A midwakh (مدواخ, also spelled medwakh) is a small smoking pipe of Arabian origin, in which dokha (دوخة), a sifted Iranian tobacco product mixed with aromatic leaf and bark herbs, is smoked. The bowl of a midwakh pipe is typically smaller than that of a traditional western tobacco pipe. It is usually loaded by dipping the bowl into a container of dokha flakes.

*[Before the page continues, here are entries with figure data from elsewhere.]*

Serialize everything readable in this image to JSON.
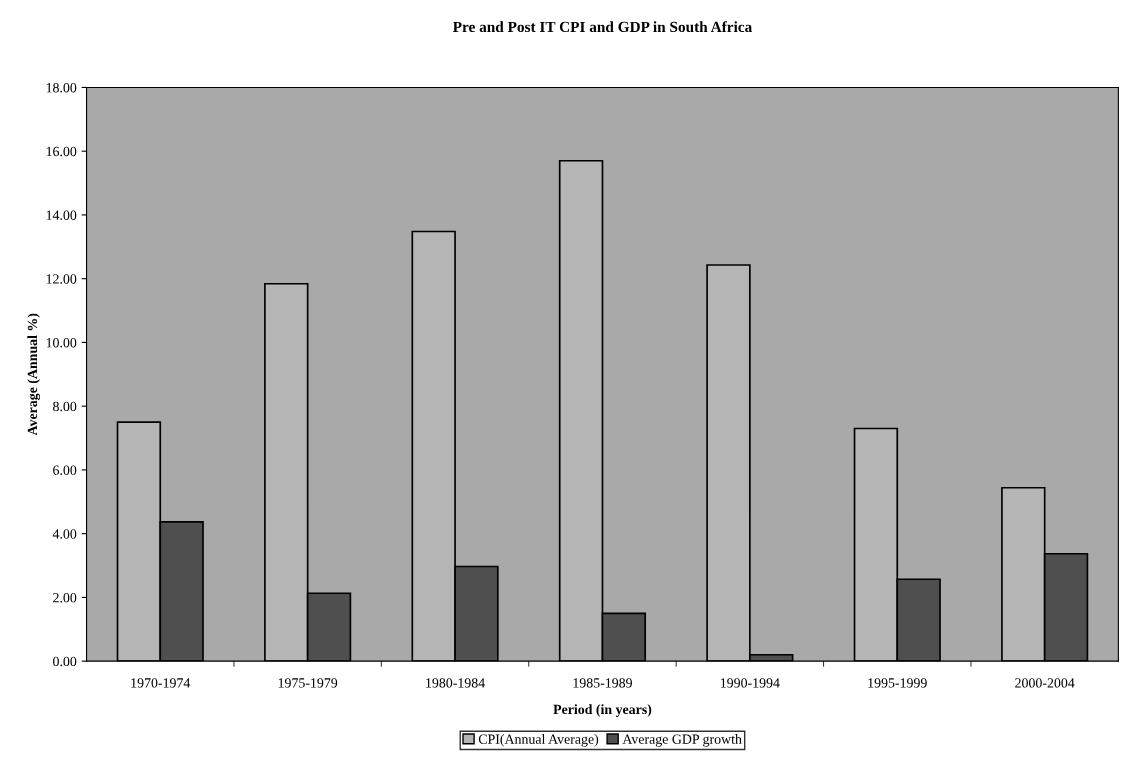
{
  "chart_data": {
    "type": "bar",
    "title": "Pre and Post IT CPI and GDP in South Africa",
    "xlabel": "Period (in years)",
    "ylabel": "Average (Annual %)",
    "categories": [
      "1970-1974",
      "1975-1979",
      "1980-1984",
      "1985-1989",
      "1990-1994",
      "1995-1999",
      "2000-2004"
    ],
    "series": [
      {
        "name": "CPI(Annual Average)",
        "color": "#b5b5b5",
        "values": [
          7.5,
          11.84,
          13.48,
          15.7,
          12.43,
          7.3,
          5.44
        ]
      },
      {
        "name": "Average GDP growth",
        "color": "#4f4f4f",
        "values": [
          4.37,
          2.13,
          2.97,
          1.5,
          0.2,
          2.57,
          3.37
        ]
      }
    ],
    "ylim": [
      0,
      18
    ],
    "yticks": [
      {
        "value": 0,
        "label": "0.00"
      },
      {
        "value": 2,
        "label": "2.00"
      },
      {
        "value": 4,
        "label": "4.00"
      },
      {
        "value": 6,
        "label": "6.00"
      },
      {
        "value": 8,
        "label": "8.00"
      },
      {
        "value": 10,
        "label": "10.00"
      },
      {
        "value": 12,
        "label": "12.00"
      },
      {
        "value": 14,
        "label": "14.00"
      },
      {
        "value": 16,
        "label": "16.00"
      },
      {
        "value": 18,
        "label": "18.00"
      }
    ],
    "grid": false,
    "legend": "bottom"
  }
}
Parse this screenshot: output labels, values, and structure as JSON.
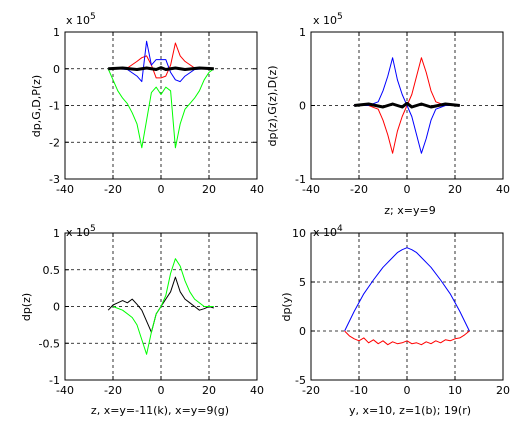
{
  "chart_data": [
    {
      "type": "line",
      "xlabel": "",
      "ylabel": "dp,G,D,P(z)",
      "exponent": {
        "base": "x 10",
        "power": "5"
      },
      "xlim": [
        -40,
        40
      ],
      "ylim": [
        -3,
        1
      ],
      "xticks": [
        -40,
        -20,
        0,
        20,
        40
      ],
      "yticks": [
        -3,
        -2,
        -1,
        0,
        1
      ],
      "grid": true,
      "series": [
        {
          "color": "#ff0000",
          "width": 1,
          "x": [
            -22,
            -18,
            -14,
            -10,
            -8,
            -6,
            -4,
            -2,
            0,
            2,
            4,
            6,
            8,
            10,
            14,
            18,
            22
          ],
          "y": [
            0,
            0,
            0.02,
            0.2,
            0.3,
            0.35,
            0.1,
            -0.25,
            -0.25,
            -0.2,
            0.1,
            0.7,
            0.35,
            0.2,
            0.02,
            0,
            0
          ]
        },
        {
          "color": "#0000ff",
          "width": 1,
          "x": [
            -22,
            -18,
            -14,
            -10,
            -8,
            -6,
            -4,
            -2,
            0,
            2,
            4,
            6,
            8,
            10,
            14,
            18,
            22
          ],
          "y": [
            0,
            0,
            -0.02,
            -0.2,
            -0.35,
            0.75,
            0.1,
            0.25,
            0.25,
            0.25,
            -0.1,
            -0.3,
            -0.35,
            -0.2,
            -0.02,
            0,
            0
          ]
        },
        {
          "color": "#00ff00",
          "width": 1,
          "x": [
            -22,
            -20,
            -18,
            -16,
            -14,
            -12,
            -10,
            -8,
            -6,
            -4,
            -2,
            0,
            2,
            4,
            6,
            8,
            10,
            12,
            14,
            16,
            18,
            20,
            22
          ],
          "y": [
            0,
            -0.3,
            -0.6,
            -0.8,
            -0.95,
            -1.2,
            -1.5,
            -2.15,
            -1.4,
            -0.65,
            -0.5,
            -0.7,
            -0.5,
            -0.6,
            -2.15,
            -1.5,
            -1.1,
            -0.95,
            -0.8,
            -0.6,
            -0.3,
            -0.1,
            0
          ]
        },
        {
          "color": "#000000",
          "width": 3,
          "x": [
            -22,
            -16,
            -10,
            -6,
            -2,
            0,
            2,
            6,
            10,
            16,
            22
          ],
          "y": [
            0,
            0.02,
            -0.02,
            0.02,
            -0.02,
            0.03,
            -0.02,
            0.02,
            -0.02,
            0.02,
            0
          ]
        }
      ]
    },
    {
      "type": "line",
      "xlabel": "z; x=y=9",
      "ylabel": "dp(z),G(z),D(z)",
      "exponent": {
        "base": "x 10",
        "power": "5"
      },
      "xlim": [
        -40,
        40
      ],
      "ylim": [
        -1,
        1
      ],
      "xticks": [
        -40,
        -20,
        0,
        20,
        40
      ],
      "yticks": [
        -1,
        0,
        1
      ],
      "grid": true,
      "series": [
        {
          "color": "#ff0000",
          "width": 1,
          "x": [
            -22,
            -16,
            -12,
            -10,
            -8,
            -6,
            -4,
            -2,
            0,
            2,
            4,
            6,
            8,
            10,
            12,
            16,
            22
          ],
          "y": [
            0,
            0,
            -0.05,
            -0.2,
            -0.4,
            -0.65,
            -0.35,
            -0.15,
            0,
            0.15,
            0.4,
            0.65,
            0.45,
            0.2,
            0.05,
            0,
            0
          ]
        },
        {
          "color": "#0000ff",
          "width": 1,
          "x": [
            -22,
            -16,
            -12,
            -10,
            -8,
            -6,
            -4,
            -2,
            0,
            2,
            4,
            6,
            8,
            10,
            12,
            16,
            22
          ],
          "y": [
            0,
            0,
            0.05,
            0.2,
            0.4,
            0.65,
            0.35,
            0.15,
            0,
            -0.15,
            -0.4,
            -0.65,
            -0.45,
            -0.2,
            -0.05,
            0,
            0
          ]
        },
        {
          "color": "#000000",
          "width": 3,
          "x": [
            -22,
            -16,
            -10,
            -6,
            -2,
            0,
            2,
            6,
            10,
            16,
            22
          ],
          "y": [
            0,
            0.02,
            -0.02,
            0.02,
            -0.02,
            0.03,
            -0.02,
            0.02,
            -0.02,
            0.02,
            0
          ]
        }
      ]
    },
    {
      "type": "line",
      "xlabel": "z, x=y=-11(k), x=y=9(g)",
      "ylabel": "dp(z)",
      "exponent": {
        "base": "x 10",
        "power": "5"
      },
      "xlim": [
        -40,
        40
      ],
      "ylim": [
        -1,
        1
      ],
      "xticks": [
        -40,
        -20,
        0,
        20,
        40
      ],
      "yticks": [
        -1,
        -0.5,
        0,
        0.5,
        1
      ],
      "grid": true,
      "series": [
        {
          "color": "#000000",
          "width": 1,
          "x": [
            -22,
            -20,
            -18,
            -16,
            -14,
            -12,
            -10,
            -8,
            -6,
            -4,
            -2,
            0,
            2,
            4,
            6,
            8,
            10,
            12,
            14,
            16,
            18,
            20,
            22
          ],
          "y": [
            -0.05,
            0.02,
            0.05,
            0.08,
            0.05,
            0.1,
            0.03,
            -0.05,
            -0.2,
            -0.35,
            -0.1,
            0,
            0.1,
            0.2,
            0.4,
            0.2,
            0.1,
            0.05,
            0,
            -0.05,
            -0.03,
            0,
            -0.02
          ]
        },
        {
          "color": "#00ff00",
          "width": 1,
          "x": [
            -20,
            -16,
            -12,
            -10,
            -8,
            -6,
            -4,
            -2,
            0,
            2,
            4,
            6,
            8,
            10,
            12,
            14,
            18,
            22
          ],
          "y": [
            0,
            -0.05,
            -0.15,
            -0.25,
            -0.45,
            -0.65,
            -0.35,
            -0.1,
            0,
            0.15,
            0.45,
            0.65,
            0.55,
            0.35,
            0.2,
            0.1,
            0,
            0
          ]
        }
      ]
    },
    {
      "type": "line",
      "xlabel": "y, x=10, z=1(b); 19(r)",
      "ylabel": "dp(y)",
      "exponent": {
        "base": "x 10",
        "power": "4"
      },
      "xlim": [
        -20,
        20
      ],
      "ylim": [
        -5,
        10
      ],
      "xticks": [
        -20,
        -10,
        0,
        10,
        20
      ],
      "yticks": [
        -5,
        0,
        5,
        10
      ],
      "grid": true,
      "series": [
        {
          "color": "#0000ff",
          "width": 1,
          "x": [
            -13,
            -11,
            -9,
            -7,
            -5,
            -3,
            -2,
            -1,
            0,
            1,
            2,
            3,
            5,
            7,
            9,
            11,
            13
          ],
          "y": [
            0,
            2.0,
            3.8,
            5.2,
            6.5,
            7.5,
            8.0,
            8.3,
            8.5,
            8.3,
            8.0,
            7.5,
            6.5,
            5.2,
            3.8,
            2.0,
            0
          ]
        },
        {
          "color": "#ff0000",
          "width": 1,
          "x": [
            -13,
            -12,
            -11,
            -10,
            -9,
            -8,
            -7,
            -6,
            -5,
            -4,
            -3,
            -2,
            -1,
            0,
            1,
            2,
            3,
            4,
            5,
            6,
            7,
            8,
            9,
            10,
            11,
            12,
            13
          ],
          "y": [
            0,
            -0.5,
            -0.8,
            -1.0,
            -0.7,
            -1.2,
            -0.9,
            -1.3,
            -1.0,
            -1.4,
            -1.1,
            -1.3,
            -1.2,
            -1.0,
            -1.3,
            -1.2,
            -1.4,
            -1.1,
            -1.3,
            -1.0,
            -1.2,
            -0.9,
            -1.0,
            -0.8,
            -0.7,
            -0.4,
            0
          ]
        }
      ]
    }
  ]
}
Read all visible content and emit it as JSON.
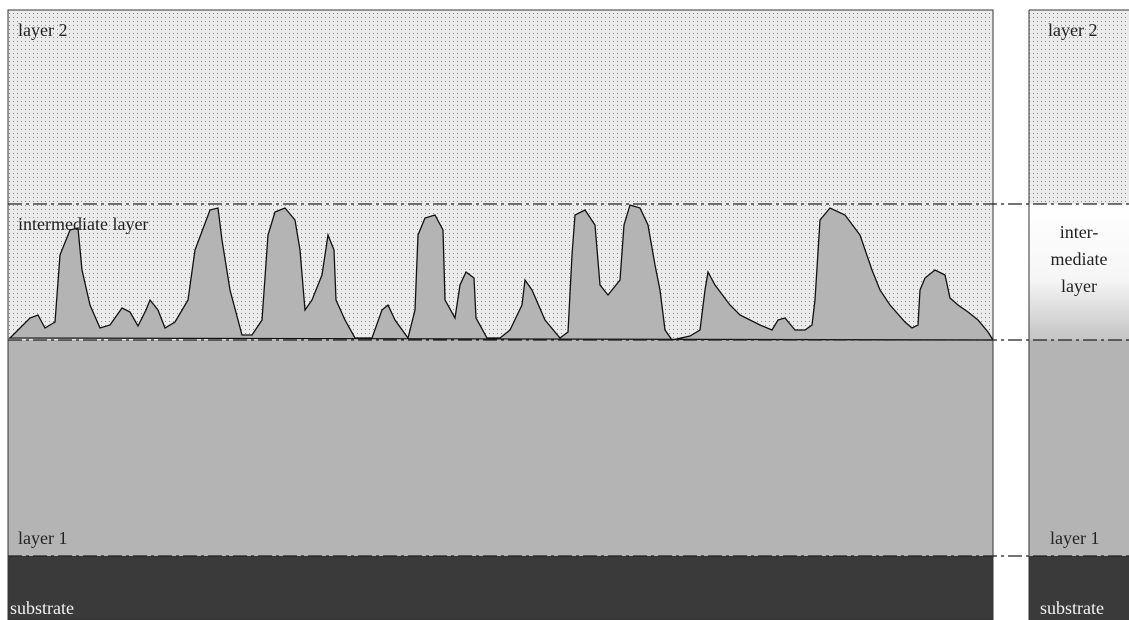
{
  "left_panel": {
    "labels": {
      "layer_2": "layer 2",
      "intermediate": "intermediate layer",
      "layer_1": "layer 1",
      "substrate": "substrate"
    }
  },
  "right_panel": {
    "labels": {
      "layer_2": "layer 2",
      "intermediate": [
        "inter-",
        "mediate",
        "layer"
      ],
      "layer_1": "layer 1",
      "substrate": "substrate"
    }
  }
}
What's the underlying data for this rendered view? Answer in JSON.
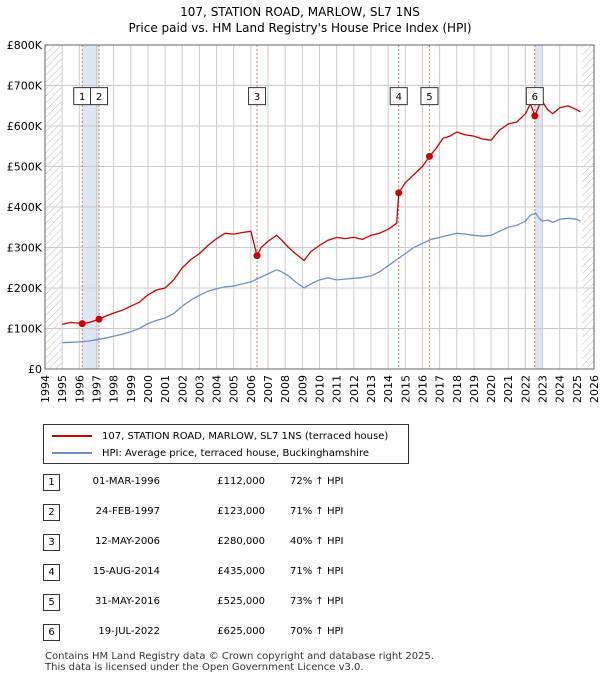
{
  "colors": {
    "price": "#cc0000",
    "hpi": "#6b8fc9",
    "band": "#dde6f3",
    "grid": "#cccccc",
    "vline": "#e07070"
  },
  "chart_data": {
    "type": "line",
    "title": "107, STATION ROAD, MARLOW, SL7 1NS",
    "subtitle": "Price paid vs. HM Land Registry's House Price Index (HPI)",
    "xlabel": "",
    "ylabel": "",
    "xlim": [
      1994,
      2026
    ],
    "ylim": [
      0,
      800000
    ],
    "x_ticks": [
      "1994",
      "1995",
      "1996",
      "1997",
      "1998",
      "1999",
      "2000",
      "2001",
      "2002",
      "2003",
      "2004",
      "2005",
      "2006",
      "2007",
      "2008",
      "2009",
      "2010",
      "2011",
      "2012",
      "2013",
      "2014",
      "2015",
      "2016",
      "2017",
      "2018",
      "2019",
      "2020",
      "2021",
      "2022",
      "2023",
      "2024",
      "2025",
      "2026"
    ],
    "y_ticks": [
      {
        "value": 0,
        "label": "£0"
      },
      {
        "value": 100000,
        "label": "£100K"
      },
      {
        "value": 200000,
        "label": "£200K"
      },
      {
        "value": 300000,
        "label": "£300K"
      },
      {
        "value": 400000,
        "label": "£400K"
      },
      {
        "value": 500000,
        "label": "£500K"
      },
      {
        "value": 600000,
        "label": "£600K"
      },
      {
        "value": 700000,
        "label": "£700K"
      },
      {
        "value": 800000,
        "label": "£800K"
      }
    ],
    "hatched_ranges": [
      [
        1994,
        1995
      ],
      [
        2025.3,
        2026
      ]
    ],
    "shaded_ranges": [
      [
        1996.17,
        1997.15
      ],
      [
        2022.55,
        2023.0
      ]
    ],
    "series": [
      {
        "name": "107, STATION ROAD, MARLOW, SL7 1NS (terraced house)",
        "color": "#cc0000",
        "x": [
          1995.0,
          1995.5,
          1996.17,
          1996.6,
          1997.15,
          1997.5,
          1998,
          1998.5,
          1999,
          1999.5,
          2000,
          2000.5,
          2001,
          2001.5,
          2002,
          2002.5,
          2003,
          2003.5,
          2004,
          2004.5,
          2005,
          2005.5,
          2006.0,
          2006.3,
          2006.36,
          2006.6,
          2007,
          2007.5,
          2007.8,
          2008.2,
          2008.6,
          2009.1,
          2009.5,
          2010,
          2010.5,
          2011,
          2011.5,
          2012,
          2012.5,
          2013,
          2013.5,
          2014.0,
          2014.5,
          2014.62,
          2015,
          2015.5,
          2016.0,
          2016.41,
          2016.8,
          2017.2,
          2017.6,
          2018,
          2018.5,
          2019,
          2019.5,
          2020,
          2020.5,
          2021,
          2021.5,
          2022.0,
          2022.3,
          2022.55,
          2022.8,
          2023.0,
          2023.3,
          2023.6,
          2024,
          2024.5,
          2025,
          2025.2
        ],
        "values": [
          110000,
          115000,
          112000,
          115000,
          123000,
          130000,
          138000,
          145000,
          155000,
          165000,
          183000,
          195000,
          200000,
          220000,
          250000,
          270000,
          285000,
          305000,
          322000,
          335000,
          333000,
          337000,
          340000,
          290000,
          280000,
          300000,
          315000,
          330000,
          318000,
          300000,
          285000,
          268000,
          290000,
          305000,
          318000,
          325000,
          322000,
          325000,
          320000,
          330000,
          335000,
          345000,
          360000,
          435000,
          460000,
          480000,
          500000,
          525000,
          545000,
          570000,
          575000,
          585000,
          578000,
          575000,
          568000,
          565000,
          590000,
          605000,
          610000,
          630000,
          655000,
          625000,
          650000,
          660000,
          640000,
          630000,
          645000,
          650000,
          640000,
          635000
        ]
      },
      {
        "name": "HPI: Average price, terraced house, Buckinghamshire",
        "color": "#6b8fc9",
        "x": [
          1995.0,
          1995.5,
          1996,
          1996.5,
          1997,
          1997.5,
          1998,
          1998.5,
          1999,
          1999.5,
          2000,
          2000.5,
          2001,
          2001.5,
          2002,
          2002.5,
          2003,
          2003.5,
          2004,
          2004.5,
          2005,
          2005.5,
          2006,
          2006.5,
          2007,
          2007.5,
          2007.8,
          2008.2,
          2008.6,
          2009.1,
          2009.5,
          2010,
          2010.5,
          2011,
          2011.5,
          2012,
          2012.5,
          2013,
          2013.5,
          2014,
          2014.5,
          2015,
          2015.5,
          2016,
          2016.5,
          2017,
          2017.5,
          2018,
          2018.5,
          2019,
          2019.5,
          2020,
          2020.5,
          2021,
          2021.5,
          2022,
          2022.3,
          2022.6,
          2022.8,
          2023,
          2023.3,
          2023.6,
          2024,
          2024.5,
          2025,
          2025.2
        ],
        "values": [
          65000,
          66000,
          67000,
          69000,
          72000,
          76000,
          81000,
          86000,
          92000,
          100000,
          112000,
          120000,
          126000,
          137000,
          155000,
          170000,
          182000,
          192000,
          198000,
          203000,
          205000,
          210000,
          215000,
          225000,
          235000,
          245000,
          240000,
          230000,
          215000,
          200000,
          210000,
          220000,
          225000,
          220000,
          222000,
          224000,
          226000,
          230000,
          240000,
          255000,
          270000,
          285000,
          300000,
          310000,
          320000,
          325000,
          330000,
          335000,
          333000,
          330000,
          328000,
          330000,
          340000,
          350000,
          355000,
          365000,
          380000,
          385000,
          372000,
          365000,
          368000,
          362000,
          370000,
          372000,
          370000,
          365000
        ]
      }
    ],
    "sales": [
      {
        "n": "1",
        "x": 1996.17,
        "value": 112000
      },
      {
        "n": "2",
        "x": 1997.15,
        "value": 123000
      },
      {
        "n": "3",
        "x": 2006.36,
        "value": 280000
      },
      {
        "n": "4",
        "x": 2014.62,
        "value": 435000
      },
      {
        "n": "5",
        "x": 2016.41,
        "value": 525000
      },
      {
        "n": "6",
        "x": 2022.55,
        "value": 625000
      }
    ]
  },
  "legend": {
    "price_label": "107, STATION ROAD, MARLOW, SL7 1NS (terraced house)",
    "hpi_label": "HPI: Average price, terraced house, Buckinghamshire"
  },
  "transactions": [
    {
      "n": "1",
      "date": "01-MAR-1996",
      "price": "£112,000",
      "hpi": "72% ↑ HPI"
    },
    {
      "n": "2",
      "date": "24-FEB-1997",
      "price": "£123,000",
      "hpi": "71% ↑ HPI"
    },
    {
      "n": "3",
      "date": "12-MAY-2006",
      "price": "£280,000",
      "hpi": "40% ↑ HPI"
    },
    {
      "n": "4",
      "date": "15-AUG-2014",
      "price": "£435,000",
      "hpi": "71% ↑ HPI"
    },
    {
      "n": "5",
      "date": "31-MAY-2016",
      "price": "£525,000",
      "hpi": "73% ↑ HPI"
    },
    {
      "n": "6",
      "date": "19-JUL-2022",
      "price": "£625,000",
      "hpi": "70% ↑ HPI"
    }
  ],
  "footer": {
    "line1": "Contains HM Land Registry data © Crown copyright and database right 2025.",
    "line2": "This data is licensed under the Open Government Licence v3.0."
  }
}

Midwakh are primarily produced in the United Arab Emirates, and are especially popular in Abu Dhabi and Al Ain.

==Construction==
The pipes may be custom made, by allowing the smoker to specify the dimensions and design, and even letters and symbols. Many in the UAE have chicken symbols on the pipe. Midwakh are crafted from a variety of materials including wood, bone, base metal, marble, steel, gold, silver, plastic (with a metal bowl), or glass. They may incorporate precious items such as diamonds, gemstones and rings of precious metal inscribed with symbols, such as a falcon similar to the one shown in the emblem of the UAE. The pipe may be crafted to resemble a dromedary camel, a highly revered animal in the UAE; the opening of the bowl shaped as the camel's mouth, with a small hole connected to a metal shaft inside the body of the pipe to conduct the smoke to the user. Among many modern variations of the midwakh, some are covertly disguised as pens, some can be split apart for cleaning, and some can have double bowls or double stems. Most midwakhs crafted today have a mouthpiece sized to fit a plastic filter.